Unsere Kinder haben heute sehr viel sicherere Lebensmittel, als zu früheren Zeiten. Einer der Vorteile von heute ist eine Lebensmittelkontrolle, der alle verkauften Lebensmittel unterworfen sind. Das ist ein wesentlicher Fortschritt gegenüber früheren Generationen, wo es kaum Konservierungsmittel und keine Kühlschränke gab und Lebensmittel zuhause oder am Bauernhof unbemerkt dahingammelten. Lebensmittelvergiftung, früher eine häufige Todesursache, ist recht selten geworden.

MIP1
28.01.2012 18:56

Grundsätzlich absolut richtig. Die Qualität der Lebensmittel hat sich in den letzten hundert Jahren enorm verbessert, vor allem aufgrund der besseren Lagerung (einschließlich Kühlung etc.).

Ergänzung: Konservierung gab es auch früher (Fermentieren, Trocknen, Einsalzen).
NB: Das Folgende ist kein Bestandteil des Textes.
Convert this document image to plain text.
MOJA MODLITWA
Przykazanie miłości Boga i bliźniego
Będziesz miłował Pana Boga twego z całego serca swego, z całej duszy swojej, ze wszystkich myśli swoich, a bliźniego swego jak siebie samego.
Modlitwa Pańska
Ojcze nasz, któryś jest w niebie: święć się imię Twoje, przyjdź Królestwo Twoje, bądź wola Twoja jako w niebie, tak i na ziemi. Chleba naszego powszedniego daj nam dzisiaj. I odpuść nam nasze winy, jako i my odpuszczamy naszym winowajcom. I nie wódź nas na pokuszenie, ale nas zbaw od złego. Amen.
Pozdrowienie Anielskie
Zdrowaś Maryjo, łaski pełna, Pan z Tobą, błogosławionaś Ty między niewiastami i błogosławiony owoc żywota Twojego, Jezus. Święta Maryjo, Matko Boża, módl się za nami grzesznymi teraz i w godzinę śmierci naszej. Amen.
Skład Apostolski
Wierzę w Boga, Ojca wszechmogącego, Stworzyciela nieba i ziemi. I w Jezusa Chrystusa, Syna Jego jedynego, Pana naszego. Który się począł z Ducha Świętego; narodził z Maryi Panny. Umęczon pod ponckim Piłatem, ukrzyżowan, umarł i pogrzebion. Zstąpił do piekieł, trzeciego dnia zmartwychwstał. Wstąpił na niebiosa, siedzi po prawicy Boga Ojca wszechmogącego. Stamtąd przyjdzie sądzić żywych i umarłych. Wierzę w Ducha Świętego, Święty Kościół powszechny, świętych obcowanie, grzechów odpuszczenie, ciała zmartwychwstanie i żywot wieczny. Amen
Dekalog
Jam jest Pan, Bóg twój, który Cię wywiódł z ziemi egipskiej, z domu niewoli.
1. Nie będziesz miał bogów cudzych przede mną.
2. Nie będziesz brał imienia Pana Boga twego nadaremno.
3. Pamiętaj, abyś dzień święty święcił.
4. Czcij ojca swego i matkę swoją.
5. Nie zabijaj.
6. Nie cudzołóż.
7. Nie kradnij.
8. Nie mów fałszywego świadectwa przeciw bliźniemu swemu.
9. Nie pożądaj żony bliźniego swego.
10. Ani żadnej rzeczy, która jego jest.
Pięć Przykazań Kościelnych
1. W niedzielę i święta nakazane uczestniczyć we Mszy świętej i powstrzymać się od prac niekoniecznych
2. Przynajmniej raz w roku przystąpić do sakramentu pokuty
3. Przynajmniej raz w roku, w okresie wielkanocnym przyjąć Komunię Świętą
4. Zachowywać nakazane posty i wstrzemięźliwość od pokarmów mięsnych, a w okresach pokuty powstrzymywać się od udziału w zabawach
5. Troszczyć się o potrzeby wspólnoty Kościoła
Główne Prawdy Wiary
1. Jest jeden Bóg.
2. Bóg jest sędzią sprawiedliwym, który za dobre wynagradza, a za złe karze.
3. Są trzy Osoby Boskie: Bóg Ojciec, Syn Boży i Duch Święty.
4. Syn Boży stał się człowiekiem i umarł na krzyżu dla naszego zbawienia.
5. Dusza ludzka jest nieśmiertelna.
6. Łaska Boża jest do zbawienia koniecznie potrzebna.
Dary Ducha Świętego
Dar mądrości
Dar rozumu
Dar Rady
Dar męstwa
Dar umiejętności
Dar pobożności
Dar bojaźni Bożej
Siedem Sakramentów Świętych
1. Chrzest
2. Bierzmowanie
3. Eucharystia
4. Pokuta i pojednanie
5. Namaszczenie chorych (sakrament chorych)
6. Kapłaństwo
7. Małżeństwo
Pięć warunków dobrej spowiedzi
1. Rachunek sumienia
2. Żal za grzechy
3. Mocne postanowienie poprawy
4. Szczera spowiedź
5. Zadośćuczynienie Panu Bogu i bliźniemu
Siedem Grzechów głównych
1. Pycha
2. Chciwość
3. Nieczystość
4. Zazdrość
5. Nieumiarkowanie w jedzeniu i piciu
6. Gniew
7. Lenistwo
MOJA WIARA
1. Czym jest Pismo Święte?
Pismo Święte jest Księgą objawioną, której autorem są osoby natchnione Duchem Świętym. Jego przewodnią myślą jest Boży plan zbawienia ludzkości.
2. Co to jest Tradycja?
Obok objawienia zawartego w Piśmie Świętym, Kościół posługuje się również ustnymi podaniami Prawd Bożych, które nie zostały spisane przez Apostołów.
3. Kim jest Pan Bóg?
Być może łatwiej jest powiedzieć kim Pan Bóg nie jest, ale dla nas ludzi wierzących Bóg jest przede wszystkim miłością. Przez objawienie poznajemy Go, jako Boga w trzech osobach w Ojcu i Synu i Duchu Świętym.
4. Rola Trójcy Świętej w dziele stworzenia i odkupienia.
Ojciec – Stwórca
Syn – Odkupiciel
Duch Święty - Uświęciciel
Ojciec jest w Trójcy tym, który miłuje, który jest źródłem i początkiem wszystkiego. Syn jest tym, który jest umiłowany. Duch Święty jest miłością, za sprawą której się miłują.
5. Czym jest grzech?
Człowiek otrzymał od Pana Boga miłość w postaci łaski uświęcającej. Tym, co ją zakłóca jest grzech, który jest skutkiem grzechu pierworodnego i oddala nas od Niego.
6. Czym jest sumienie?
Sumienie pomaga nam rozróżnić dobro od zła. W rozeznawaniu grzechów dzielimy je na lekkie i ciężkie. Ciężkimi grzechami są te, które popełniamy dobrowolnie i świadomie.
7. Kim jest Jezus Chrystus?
Die in den letzten Jahrzehnten entwickelten Konservierungsmittel haben sicher den geringsten Anteil an der Qualitätsverbesserung. Die meisten Lebensmittel kommen ja ohne so etwas aus.

Edward NORTON
27.01.2012 14:46
Hier der AK test: http://tinyurl.com/7lt44zy

Bei 8 % der Produkte sind Azofarbstoffe enthalten. Diese stehen im Verdacht Allergien
auszulösen und zu Hyperaktivität bei Kindern beizutragen. Für bestimmte Azofarbstoffe
wird gemäß der EU-Zusatzstoffverordnung nach Anlauf einer Übergangsfrist daher
künftig der Hinweis zwingend vorgeschrieben sein: „kann Aktivität und Aufmerksamkeit bei Kindern beeinträchtigen“

Das finde ich beunruhigender als Fett und Zucker.

Auszug aus der hall of shame:

http://tinyurl.com/6pwrgph

Salz Burger
28.01.2012 12:35

Zucker steht nicht nur in Verdacht, Schäden anzurichten, es ist eindeutig nachgewiesen.

Edward NORTON
28.01.2012 14:36
Deswegen kann mittlerweile auch jeder Mündige seinen Zuckerkonsum dosieren.

Im anderen Fall bedarf es besserer Kennzeichnungen und mehr Transparenz, falls Sie den Sinn meines Posts noch immer nicht verstehen wollen.